重くなりそうな動画素材系だけでもロード早くしたいなーと思い、シーディーエヌというものを導入することにしました。
CDNとは?↓
CDN(Contents Delivery Network)とは、数多くのキャッシュサーバーなどで構成されたプラットフォームを用いることにより、Webサイト上のコンテンツを迅速にエンドユーザーに届けるための仕組みです。通常のWebサイトでは、コンテンツを配信するためのWebサーバーの処理能力やインターネットに接続されているネットワークの帯域幅などが制約条件となり、大量のユーザーがWebサイトにアクセスするとレスポンスが低下してしまいます。また、物理的に離れた場所からのアクセスに対しては、ネットワークの遅延によってレスポンスが低下する場合があります。こうした課題を解決するのがCDNです。
各地に配置した多くのキャッシュサーバーにWebサイトのコンテンツを一次的に保存(キャッシュ)し、リクエストしたユーザーから近い場所にあるキャッシュサーバーからコンテンツを配信することで、Webサーバーやネットワークの状態、あるいはユーザーがアクセスする場所との物理的な距離にかかわらず、安定したコンテンツ配信を実現します。
とのことです。
CDNサービスは色々ありますが、今回は下記の理由からAWS CloudFront + S3のお世話になることにしました。
- 無料枠がある
- 従量課金制
- 仕事でちょっとだけS3の管理画面を触ったことがある
現状は大量のアクセスを捌く想定もないし、自己満足程度にCDNに触れてみたい!という理由だったので、無料枠で十分です。
この記事と、ChatGPTくんに教えてもらいながら設定しました。
最終的には、動画ファイル + 吐き出されたPlayCanvasファイルのindex.html以外のファイル全部CDN化しました。
吐き出されたファイルのindex.html以外全部まるっとS3にアップして、index.htmlに書いてあるscriptの参照類を全部CloudFrontのURLに書き換えました。
そうするとアセット類もだいたいCloudFront上のものを参照してくれているっぽいです。
ですが、中にはパス書き換えられないものもあるくさかったので、保険として自サーバーのindex.html同階層にもscript類とファイル類を置いてあります。
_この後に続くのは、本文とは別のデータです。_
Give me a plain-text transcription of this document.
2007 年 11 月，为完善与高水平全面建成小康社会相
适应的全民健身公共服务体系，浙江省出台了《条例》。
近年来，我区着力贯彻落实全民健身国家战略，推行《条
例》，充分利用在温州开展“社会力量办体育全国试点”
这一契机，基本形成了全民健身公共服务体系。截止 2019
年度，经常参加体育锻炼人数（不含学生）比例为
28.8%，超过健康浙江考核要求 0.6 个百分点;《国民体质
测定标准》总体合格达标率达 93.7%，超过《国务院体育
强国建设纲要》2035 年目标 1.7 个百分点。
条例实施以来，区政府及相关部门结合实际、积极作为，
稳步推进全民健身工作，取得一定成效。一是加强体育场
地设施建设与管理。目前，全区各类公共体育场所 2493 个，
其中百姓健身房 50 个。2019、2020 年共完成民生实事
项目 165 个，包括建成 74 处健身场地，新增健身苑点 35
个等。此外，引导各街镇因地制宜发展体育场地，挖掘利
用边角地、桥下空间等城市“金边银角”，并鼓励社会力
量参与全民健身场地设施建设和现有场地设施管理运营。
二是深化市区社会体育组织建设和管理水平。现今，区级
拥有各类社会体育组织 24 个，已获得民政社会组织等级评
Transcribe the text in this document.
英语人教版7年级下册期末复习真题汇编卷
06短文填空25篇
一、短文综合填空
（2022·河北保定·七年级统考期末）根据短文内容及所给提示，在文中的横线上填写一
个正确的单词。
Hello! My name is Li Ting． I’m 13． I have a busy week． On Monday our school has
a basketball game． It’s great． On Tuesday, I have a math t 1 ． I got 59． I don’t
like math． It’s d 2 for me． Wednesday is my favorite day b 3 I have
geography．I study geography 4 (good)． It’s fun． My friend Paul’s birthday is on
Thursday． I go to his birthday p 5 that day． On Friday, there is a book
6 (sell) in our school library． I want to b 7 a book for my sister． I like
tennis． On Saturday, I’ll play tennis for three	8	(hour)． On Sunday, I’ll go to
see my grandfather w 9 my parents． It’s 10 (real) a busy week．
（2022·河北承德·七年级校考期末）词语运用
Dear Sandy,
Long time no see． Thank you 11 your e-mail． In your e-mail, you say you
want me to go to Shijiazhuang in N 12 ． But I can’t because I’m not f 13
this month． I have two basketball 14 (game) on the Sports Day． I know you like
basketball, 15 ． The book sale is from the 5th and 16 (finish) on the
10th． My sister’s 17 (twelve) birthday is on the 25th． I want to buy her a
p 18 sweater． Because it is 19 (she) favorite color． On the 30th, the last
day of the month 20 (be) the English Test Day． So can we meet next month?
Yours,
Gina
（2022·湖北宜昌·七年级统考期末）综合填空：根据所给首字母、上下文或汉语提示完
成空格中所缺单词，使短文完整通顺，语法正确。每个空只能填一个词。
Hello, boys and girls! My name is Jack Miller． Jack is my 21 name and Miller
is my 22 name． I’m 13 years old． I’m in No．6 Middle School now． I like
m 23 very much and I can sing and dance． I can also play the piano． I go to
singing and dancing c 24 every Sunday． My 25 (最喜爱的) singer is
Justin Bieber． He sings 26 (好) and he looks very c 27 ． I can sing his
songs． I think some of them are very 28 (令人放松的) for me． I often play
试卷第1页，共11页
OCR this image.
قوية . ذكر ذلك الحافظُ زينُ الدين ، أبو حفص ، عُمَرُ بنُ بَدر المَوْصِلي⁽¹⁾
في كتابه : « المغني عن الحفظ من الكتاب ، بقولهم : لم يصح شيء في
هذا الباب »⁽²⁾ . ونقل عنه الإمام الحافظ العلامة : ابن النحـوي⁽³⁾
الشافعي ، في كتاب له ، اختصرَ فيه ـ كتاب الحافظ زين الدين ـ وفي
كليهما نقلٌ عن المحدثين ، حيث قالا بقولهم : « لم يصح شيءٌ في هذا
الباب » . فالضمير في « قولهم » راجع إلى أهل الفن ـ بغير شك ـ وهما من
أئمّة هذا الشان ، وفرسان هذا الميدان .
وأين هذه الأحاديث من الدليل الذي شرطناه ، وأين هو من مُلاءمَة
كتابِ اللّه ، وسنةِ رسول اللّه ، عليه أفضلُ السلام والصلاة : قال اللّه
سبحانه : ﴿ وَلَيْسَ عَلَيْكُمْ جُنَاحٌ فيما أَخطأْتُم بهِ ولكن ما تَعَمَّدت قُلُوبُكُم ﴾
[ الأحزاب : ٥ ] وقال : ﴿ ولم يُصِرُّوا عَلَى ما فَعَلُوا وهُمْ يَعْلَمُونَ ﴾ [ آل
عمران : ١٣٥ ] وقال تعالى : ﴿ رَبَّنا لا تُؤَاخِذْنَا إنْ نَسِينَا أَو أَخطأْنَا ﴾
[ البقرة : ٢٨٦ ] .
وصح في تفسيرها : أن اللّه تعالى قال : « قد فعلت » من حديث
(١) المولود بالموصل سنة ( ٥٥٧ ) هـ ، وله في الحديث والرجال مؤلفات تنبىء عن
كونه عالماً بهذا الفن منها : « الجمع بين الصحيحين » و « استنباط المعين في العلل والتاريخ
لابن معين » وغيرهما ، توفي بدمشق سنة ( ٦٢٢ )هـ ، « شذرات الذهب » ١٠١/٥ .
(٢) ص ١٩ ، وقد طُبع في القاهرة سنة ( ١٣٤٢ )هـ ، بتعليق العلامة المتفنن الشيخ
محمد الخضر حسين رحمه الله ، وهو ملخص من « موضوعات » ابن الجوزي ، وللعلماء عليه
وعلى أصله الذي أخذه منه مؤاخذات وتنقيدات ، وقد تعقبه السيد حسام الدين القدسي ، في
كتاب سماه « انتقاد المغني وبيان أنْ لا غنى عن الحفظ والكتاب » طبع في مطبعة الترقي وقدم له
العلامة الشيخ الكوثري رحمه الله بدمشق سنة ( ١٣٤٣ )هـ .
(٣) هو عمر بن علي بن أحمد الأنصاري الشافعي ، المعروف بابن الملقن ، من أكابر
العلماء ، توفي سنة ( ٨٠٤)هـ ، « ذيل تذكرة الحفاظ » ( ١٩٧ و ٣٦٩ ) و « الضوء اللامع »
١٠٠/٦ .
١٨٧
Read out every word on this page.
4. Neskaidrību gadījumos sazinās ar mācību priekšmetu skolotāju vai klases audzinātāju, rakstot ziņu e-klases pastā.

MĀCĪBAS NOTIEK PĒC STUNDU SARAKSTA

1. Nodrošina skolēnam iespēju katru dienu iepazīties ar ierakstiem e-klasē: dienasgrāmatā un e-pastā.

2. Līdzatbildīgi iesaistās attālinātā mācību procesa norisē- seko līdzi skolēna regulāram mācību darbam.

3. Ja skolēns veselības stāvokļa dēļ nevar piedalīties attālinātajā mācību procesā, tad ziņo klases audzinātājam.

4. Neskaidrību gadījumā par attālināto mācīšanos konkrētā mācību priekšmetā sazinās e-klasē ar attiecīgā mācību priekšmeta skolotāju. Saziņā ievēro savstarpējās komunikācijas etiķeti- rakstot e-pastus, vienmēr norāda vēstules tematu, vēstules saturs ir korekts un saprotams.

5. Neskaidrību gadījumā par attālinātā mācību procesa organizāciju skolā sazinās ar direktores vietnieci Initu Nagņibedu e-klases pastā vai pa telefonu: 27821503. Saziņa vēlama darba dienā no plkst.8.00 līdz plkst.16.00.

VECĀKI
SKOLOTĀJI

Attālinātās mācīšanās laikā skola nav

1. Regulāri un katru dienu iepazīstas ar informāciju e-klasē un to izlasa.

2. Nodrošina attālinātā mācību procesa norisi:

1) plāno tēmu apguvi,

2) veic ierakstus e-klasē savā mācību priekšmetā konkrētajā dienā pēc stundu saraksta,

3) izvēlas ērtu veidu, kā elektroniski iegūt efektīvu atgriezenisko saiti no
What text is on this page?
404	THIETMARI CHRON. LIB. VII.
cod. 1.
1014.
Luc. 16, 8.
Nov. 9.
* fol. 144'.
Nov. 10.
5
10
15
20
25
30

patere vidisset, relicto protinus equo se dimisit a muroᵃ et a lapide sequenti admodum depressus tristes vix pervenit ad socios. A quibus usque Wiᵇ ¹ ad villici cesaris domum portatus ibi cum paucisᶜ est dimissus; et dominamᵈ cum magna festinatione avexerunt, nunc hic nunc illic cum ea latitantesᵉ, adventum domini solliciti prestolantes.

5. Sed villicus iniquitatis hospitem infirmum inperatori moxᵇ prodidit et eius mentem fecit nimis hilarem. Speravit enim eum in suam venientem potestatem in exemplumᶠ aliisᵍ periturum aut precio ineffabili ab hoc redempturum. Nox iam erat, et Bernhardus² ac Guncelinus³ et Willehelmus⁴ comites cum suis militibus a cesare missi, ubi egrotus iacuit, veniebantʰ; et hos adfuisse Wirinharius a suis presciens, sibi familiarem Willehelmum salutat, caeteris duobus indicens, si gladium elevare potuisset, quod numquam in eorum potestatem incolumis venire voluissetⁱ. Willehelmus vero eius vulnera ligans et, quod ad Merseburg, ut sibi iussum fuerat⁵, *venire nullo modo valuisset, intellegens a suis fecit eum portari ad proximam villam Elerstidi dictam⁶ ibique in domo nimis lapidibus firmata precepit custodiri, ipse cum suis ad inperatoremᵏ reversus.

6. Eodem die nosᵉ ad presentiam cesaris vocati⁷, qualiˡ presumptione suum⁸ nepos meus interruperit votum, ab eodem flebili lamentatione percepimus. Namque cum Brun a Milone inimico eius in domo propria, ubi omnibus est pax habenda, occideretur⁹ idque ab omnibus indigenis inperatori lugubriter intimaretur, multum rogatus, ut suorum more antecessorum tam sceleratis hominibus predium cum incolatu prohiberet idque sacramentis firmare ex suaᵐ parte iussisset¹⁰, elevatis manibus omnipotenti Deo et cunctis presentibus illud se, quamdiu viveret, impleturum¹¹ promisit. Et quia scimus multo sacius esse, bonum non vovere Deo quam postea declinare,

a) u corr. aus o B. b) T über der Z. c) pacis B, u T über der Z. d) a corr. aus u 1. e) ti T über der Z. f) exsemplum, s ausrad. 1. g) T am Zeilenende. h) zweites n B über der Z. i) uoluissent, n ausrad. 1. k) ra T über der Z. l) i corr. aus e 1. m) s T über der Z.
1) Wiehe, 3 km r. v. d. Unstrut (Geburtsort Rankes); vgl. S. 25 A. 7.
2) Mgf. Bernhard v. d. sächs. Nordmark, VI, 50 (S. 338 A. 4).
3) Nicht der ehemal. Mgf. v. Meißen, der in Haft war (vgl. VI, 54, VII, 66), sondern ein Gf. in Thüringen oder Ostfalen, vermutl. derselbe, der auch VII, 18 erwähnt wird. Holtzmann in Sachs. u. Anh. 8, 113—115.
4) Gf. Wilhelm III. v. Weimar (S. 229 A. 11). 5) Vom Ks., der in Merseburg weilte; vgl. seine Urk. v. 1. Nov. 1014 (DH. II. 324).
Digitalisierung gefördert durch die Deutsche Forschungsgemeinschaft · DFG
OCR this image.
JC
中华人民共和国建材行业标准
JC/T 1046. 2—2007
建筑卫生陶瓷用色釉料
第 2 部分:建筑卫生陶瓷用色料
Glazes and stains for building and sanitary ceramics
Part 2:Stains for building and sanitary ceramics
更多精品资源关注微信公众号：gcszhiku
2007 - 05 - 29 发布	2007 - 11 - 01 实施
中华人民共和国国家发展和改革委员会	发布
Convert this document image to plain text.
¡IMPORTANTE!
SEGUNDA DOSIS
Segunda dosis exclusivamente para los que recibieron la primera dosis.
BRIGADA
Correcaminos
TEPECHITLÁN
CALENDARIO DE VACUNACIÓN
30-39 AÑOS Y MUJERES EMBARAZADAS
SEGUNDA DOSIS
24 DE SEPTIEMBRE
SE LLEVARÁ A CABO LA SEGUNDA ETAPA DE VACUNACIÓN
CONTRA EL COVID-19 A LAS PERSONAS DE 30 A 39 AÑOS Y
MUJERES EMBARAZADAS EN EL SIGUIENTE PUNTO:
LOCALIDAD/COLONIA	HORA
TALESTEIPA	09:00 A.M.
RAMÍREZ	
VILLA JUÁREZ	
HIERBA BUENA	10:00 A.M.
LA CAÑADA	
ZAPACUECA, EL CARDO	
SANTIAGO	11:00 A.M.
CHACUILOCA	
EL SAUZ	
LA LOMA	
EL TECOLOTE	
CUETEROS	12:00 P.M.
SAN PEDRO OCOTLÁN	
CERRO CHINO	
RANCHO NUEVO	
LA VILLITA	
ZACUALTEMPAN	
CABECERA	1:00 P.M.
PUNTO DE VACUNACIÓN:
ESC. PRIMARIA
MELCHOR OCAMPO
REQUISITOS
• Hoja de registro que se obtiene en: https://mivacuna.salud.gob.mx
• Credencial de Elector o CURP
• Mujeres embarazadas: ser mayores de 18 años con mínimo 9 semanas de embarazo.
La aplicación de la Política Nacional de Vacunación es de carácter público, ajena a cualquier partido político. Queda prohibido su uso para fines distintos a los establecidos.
(この辺はちゃんと検証していません。雑でごめん!!!)
おわり
お仕事でWEBサイトのパフォーマンス最適化をやった経験がありましたが、結局やることは一緒でした。
結果、スマホでもさくさく動くようになってひとり満足感を噛み締めています。
よかったら体験してみてください。
音楽再生中のシークバーをレスポンシブ対応したはいいものの、その辺バグっているのでここは年末年始に直す予定です!!!
WEBサイトのパフォーマンスをよくするって、やってみれば「いやそんなん当たり前じゃん」みたいなことばかりなのですが、右も左もわからずに苦闘して作っている間はそれどころじゃなかったりするものですよね。
今回の知見が皆様の役に立つことを願いつつの投稿でした。